Harris began her remarks on a light note. She drew laughter by listing popular academy bars and referencing mostly innocent acts of deviance by the class, including the theft of Clark’s license plate. The tone became more somber as she highlighted generations of Air Force contributions.

“Next month we mark the 80th anniversary of D-Day. That shining moment of allied bravery and sacrifice made possible because of America's air power. In the months leading up to the landings, it was our pilots, our planes, and our air crews that knocked the enemy from the sky. It was America's forces in the air that bombed train tracks and fuel depots to prevent Nazi reinforcements from reaching the front lines and helped defeat tyranny and fascism in Europe,” Harris said. “Eighty years ago, over the beaches of Normandy, America won control of the skies. And we have kept it ever since.”

Harris drew a direct line from that historic moment to the Air Force of today. Referencing the Russian invasion of Ukraine, Harris commended American support for the sovereignty of others. She also highlighted the protective shadow the U.S. military casts over the northern Pacific, where Chinese forces recently simulated a full scale invasion of Taiwan, a crucial American ally.

But Harris’ most specific comments addressed the Middle East, where Israel’s controversial war in Gaza is in its seventh month. Harris made no reference to the pro-Palestinian protests that broke out at other college campuses across the country, including in Denver, instead focusing on how U.S. forces have stood by the Israelis.

U.S. AIR FORCE ACADEMY, Colo. -- (U.S. Air Force photo/Adalyn Greene)
Adalyn Greene/U.S. Air Force Academy
Vice President Kamala Harris stands at the podium at the commencement of the Air Force Academy's 2024 graduation on May 30, 2024, at U.S. Air Force Academy, Colo. Harris began her remarks on a light note, then turned more somber as she highlighted generations of Air Force contributions.

“Last month, when Iran launched an unprecedented attack on Israel, it was our air and space forces that mounted an unprecedented defense along with our allies and partners,” she said. “More than 300 drones, cruise missiles and ballistic missiles were fired at Israel. And thanks to our airmen and guardians, 99 percent of those threats did not hit their target.”

Harris’ special guests for the ceremony were the family of Major LeRoy Homer, Jr., a USAFA graduate from the class of 1987 who died on September 11, 2001. Homer was in the cockpit of United Flight 93 when four terrorists attempted to hijack the plane. He and the flight’s passengers fought the attackers, and instead of being used as a missile, the jetliner crashed in a field in Western Pennsylvania, killing everyone on board.

This year’s graduates selected Homer as their class exemplar – a hero whose qualities they hope to embody.
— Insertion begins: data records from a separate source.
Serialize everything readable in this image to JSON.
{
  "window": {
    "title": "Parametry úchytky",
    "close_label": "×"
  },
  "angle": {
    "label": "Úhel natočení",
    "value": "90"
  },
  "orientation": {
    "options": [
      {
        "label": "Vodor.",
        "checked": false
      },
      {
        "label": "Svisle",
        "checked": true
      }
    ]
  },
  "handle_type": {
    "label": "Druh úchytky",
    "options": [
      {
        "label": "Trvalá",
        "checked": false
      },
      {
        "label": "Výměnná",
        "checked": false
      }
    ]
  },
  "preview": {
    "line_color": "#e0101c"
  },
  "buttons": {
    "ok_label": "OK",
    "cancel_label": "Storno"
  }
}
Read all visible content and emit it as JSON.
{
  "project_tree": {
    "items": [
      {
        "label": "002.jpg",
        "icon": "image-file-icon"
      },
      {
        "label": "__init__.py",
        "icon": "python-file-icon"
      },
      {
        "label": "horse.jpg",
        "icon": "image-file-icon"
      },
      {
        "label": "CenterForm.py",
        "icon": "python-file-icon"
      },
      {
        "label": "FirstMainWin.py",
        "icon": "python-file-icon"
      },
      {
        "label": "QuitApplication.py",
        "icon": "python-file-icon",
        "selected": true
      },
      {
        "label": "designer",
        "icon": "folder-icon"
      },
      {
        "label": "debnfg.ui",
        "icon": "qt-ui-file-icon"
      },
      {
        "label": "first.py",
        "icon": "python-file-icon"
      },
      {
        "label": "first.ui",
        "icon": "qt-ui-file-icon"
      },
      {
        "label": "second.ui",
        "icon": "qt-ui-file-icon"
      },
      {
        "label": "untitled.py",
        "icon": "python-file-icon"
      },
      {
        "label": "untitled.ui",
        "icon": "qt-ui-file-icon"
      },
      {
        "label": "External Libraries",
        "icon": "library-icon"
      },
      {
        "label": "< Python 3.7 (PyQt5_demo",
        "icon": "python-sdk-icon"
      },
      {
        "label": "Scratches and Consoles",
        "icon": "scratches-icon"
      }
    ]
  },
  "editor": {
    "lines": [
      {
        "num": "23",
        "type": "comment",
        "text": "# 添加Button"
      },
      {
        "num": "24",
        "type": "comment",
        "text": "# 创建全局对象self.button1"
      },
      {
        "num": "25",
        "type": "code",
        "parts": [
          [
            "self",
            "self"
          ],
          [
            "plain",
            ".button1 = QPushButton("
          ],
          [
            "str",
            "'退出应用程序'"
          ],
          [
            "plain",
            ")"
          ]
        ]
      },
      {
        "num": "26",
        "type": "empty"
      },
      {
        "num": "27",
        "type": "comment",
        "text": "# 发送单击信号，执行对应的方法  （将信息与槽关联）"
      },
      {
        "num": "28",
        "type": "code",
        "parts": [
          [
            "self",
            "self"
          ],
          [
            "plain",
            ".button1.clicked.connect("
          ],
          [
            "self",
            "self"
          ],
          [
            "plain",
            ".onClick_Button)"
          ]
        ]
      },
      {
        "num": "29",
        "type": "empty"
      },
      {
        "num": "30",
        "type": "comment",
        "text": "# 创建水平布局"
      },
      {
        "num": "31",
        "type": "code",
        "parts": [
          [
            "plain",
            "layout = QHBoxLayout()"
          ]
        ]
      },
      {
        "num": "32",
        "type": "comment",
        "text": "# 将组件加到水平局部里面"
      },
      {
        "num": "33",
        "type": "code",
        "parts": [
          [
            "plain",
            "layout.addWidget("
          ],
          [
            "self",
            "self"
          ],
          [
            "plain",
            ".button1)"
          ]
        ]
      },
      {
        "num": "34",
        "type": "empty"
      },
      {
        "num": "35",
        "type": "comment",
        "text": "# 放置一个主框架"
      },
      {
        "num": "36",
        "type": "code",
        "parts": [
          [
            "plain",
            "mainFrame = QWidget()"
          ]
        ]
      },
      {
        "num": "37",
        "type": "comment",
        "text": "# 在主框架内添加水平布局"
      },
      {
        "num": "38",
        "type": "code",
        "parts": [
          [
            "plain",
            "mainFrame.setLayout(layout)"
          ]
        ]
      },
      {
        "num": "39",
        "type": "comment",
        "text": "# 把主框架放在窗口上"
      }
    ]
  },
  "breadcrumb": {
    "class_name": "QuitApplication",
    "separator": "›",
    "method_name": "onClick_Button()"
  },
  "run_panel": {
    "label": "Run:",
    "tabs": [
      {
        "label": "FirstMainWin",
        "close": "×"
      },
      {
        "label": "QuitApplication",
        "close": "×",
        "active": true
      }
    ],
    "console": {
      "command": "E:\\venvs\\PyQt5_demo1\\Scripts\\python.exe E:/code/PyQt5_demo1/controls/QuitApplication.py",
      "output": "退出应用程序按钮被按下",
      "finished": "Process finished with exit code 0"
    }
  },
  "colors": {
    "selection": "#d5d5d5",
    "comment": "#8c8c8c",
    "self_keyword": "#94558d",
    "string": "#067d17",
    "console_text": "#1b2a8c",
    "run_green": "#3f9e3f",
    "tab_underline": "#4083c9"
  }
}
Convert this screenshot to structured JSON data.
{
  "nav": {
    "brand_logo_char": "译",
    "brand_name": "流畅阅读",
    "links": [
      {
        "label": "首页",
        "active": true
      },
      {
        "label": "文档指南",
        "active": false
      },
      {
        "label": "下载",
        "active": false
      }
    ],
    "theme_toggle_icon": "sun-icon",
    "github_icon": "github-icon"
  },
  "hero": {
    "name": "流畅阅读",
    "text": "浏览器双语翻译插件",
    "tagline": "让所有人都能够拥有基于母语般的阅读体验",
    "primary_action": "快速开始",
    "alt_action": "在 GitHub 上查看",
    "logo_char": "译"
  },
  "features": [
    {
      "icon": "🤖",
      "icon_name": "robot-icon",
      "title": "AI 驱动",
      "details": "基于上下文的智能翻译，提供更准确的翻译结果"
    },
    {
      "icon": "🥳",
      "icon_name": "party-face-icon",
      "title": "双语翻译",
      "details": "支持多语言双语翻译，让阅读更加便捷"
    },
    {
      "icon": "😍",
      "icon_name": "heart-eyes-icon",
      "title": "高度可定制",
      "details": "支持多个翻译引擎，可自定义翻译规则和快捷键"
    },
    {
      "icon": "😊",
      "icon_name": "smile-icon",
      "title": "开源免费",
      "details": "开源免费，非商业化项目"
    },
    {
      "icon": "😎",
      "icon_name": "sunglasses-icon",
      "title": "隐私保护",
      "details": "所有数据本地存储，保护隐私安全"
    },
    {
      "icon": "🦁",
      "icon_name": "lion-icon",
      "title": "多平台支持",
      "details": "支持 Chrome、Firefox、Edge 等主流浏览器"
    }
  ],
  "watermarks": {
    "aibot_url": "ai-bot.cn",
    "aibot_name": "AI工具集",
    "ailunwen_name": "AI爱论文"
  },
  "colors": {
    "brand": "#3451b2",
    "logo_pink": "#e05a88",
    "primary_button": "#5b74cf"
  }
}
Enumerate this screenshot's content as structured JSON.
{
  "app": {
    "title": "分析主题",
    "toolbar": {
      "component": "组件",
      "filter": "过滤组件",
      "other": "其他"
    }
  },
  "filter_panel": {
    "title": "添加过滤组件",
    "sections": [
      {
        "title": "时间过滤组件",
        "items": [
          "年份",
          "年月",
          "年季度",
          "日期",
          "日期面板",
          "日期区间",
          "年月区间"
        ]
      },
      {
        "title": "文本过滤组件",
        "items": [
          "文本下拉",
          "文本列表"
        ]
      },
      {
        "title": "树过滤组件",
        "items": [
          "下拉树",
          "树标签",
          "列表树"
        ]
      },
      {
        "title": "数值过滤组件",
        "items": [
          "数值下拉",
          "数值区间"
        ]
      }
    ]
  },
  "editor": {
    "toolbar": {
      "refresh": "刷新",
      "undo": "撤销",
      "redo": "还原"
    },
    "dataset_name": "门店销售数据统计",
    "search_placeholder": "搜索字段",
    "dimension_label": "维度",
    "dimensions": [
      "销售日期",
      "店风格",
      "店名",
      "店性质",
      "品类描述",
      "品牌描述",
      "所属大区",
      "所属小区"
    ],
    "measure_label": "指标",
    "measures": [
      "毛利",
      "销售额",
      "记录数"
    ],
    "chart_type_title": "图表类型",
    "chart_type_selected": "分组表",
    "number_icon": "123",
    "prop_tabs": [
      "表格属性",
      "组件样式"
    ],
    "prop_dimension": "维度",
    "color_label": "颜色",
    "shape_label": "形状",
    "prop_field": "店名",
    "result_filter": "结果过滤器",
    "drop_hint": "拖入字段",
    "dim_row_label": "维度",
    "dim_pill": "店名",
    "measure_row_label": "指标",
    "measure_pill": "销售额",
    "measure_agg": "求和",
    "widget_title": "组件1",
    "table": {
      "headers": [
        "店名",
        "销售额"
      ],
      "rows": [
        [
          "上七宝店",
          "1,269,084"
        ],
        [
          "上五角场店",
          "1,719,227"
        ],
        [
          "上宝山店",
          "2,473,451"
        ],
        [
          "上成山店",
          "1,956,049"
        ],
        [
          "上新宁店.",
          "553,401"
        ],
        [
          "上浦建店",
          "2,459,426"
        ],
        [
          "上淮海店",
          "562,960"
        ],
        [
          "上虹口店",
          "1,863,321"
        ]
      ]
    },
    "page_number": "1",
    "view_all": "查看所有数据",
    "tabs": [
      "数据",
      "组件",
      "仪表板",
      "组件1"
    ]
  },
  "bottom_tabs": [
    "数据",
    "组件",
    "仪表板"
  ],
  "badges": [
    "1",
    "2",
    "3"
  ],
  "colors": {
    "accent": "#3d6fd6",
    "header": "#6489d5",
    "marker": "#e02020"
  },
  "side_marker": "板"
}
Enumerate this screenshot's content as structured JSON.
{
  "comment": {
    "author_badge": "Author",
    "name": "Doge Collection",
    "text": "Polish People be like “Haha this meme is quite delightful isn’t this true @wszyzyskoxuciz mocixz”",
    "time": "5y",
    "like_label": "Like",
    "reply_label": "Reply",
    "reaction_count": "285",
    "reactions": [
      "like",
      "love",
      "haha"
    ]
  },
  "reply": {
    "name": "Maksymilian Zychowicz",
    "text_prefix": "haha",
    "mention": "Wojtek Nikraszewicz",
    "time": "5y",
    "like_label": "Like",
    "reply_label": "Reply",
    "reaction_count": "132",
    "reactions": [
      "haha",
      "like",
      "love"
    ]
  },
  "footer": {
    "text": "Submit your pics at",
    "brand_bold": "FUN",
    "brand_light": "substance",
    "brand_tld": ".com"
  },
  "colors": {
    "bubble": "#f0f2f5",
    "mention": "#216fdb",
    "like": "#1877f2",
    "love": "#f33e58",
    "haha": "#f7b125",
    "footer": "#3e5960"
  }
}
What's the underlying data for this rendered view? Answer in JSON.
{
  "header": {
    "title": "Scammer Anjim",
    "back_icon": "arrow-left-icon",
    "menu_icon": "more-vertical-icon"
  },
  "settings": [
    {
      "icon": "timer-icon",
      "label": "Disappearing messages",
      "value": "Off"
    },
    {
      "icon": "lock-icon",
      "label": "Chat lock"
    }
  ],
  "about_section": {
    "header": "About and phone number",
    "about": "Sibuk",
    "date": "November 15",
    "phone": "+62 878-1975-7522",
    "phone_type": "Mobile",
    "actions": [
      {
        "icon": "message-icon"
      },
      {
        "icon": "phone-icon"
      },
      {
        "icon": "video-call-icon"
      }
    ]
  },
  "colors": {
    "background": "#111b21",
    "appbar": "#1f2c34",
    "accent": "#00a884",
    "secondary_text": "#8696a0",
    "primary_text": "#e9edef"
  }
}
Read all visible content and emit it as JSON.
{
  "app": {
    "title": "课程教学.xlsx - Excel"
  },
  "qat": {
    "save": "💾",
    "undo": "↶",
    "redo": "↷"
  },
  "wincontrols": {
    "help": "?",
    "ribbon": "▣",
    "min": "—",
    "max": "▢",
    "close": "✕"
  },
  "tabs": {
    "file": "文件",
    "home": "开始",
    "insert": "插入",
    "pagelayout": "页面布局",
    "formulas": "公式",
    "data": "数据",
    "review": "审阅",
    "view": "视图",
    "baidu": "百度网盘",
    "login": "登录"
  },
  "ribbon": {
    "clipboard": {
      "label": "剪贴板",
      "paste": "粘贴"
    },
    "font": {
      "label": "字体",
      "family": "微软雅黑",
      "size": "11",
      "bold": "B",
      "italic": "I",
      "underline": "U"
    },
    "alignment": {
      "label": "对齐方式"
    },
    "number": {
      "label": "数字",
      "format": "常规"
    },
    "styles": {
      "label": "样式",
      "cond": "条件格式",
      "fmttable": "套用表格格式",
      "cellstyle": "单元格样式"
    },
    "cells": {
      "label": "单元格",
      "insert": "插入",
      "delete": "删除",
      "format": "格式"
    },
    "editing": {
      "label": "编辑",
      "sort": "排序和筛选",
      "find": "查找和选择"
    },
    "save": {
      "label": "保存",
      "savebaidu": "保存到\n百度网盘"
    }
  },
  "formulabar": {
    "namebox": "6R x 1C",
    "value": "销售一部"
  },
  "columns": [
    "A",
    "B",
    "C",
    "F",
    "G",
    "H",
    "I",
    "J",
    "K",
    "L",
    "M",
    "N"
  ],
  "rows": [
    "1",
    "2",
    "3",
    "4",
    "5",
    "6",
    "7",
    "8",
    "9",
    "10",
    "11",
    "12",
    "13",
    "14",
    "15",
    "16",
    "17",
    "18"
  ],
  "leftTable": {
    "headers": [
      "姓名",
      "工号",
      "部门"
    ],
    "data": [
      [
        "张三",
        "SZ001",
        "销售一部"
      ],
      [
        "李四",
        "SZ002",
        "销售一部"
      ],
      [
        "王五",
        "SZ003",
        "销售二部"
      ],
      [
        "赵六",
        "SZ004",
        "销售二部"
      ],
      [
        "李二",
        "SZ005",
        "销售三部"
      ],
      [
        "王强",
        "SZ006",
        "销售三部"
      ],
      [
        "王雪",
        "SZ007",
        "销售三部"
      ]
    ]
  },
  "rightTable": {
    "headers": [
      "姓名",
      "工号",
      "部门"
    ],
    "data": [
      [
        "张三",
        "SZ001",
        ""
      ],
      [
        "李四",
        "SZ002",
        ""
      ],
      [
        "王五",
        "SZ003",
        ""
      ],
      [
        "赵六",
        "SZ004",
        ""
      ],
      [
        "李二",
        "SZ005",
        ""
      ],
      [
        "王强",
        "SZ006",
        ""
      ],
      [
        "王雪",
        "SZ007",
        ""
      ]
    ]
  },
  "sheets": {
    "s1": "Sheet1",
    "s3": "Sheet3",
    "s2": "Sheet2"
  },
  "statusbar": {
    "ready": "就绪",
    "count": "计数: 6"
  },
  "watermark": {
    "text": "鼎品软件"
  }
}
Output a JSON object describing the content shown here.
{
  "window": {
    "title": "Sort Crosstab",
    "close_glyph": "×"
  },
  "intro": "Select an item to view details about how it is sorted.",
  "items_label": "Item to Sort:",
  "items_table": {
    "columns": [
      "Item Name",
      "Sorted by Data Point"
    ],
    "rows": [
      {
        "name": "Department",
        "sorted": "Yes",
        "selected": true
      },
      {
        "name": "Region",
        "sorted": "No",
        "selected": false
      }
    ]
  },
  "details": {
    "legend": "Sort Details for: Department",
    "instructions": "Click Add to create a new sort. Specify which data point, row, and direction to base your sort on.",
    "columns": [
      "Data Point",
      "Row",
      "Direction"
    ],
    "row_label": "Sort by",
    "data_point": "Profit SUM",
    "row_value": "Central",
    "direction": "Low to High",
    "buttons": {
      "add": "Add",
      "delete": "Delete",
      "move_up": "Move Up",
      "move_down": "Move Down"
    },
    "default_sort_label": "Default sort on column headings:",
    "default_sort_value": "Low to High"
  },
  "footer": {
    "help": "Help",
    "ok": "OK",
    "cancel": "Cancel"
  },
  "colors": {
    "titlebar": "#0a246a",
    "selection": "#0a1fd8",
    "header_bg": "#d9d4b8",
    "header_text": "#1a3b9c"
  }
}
Harris closed her speech by honoring his memory and encouraging the young listeners whose lives were about to change.

“Looking out at these cadets, we know Major Homer's vision and his spirit lives on. And graduates, then finally, I will say: Wherever you go from here, you are ready. You all are ready,” Harris said. “You have the skills, you have the knowledge and the strength of character to meet any challenge. You are warriors. You have dedicated yourselves to the service of our nation. And America's security relies on you. I know you'll make our country proud.”

The degrees were then handed out. Raising their right hands, the newly minted second lieutenants took their collective oath of office. The Air Force and Space Force songs blared. And with the famed Thunderbirds squadron screaming by overhead, the class of 2024 tossed their caps in the air and erupted together one last time.

Trevor Cokley/U.S. Air Force Academy
Cadets of the graduating Class of 2024 celebrate after being dismissed by throwing their caps in the air as the Thunderbirds begin their flyover at Falcon Stadium on May 30, 2024, at U.S. Air Force Academy, Colo.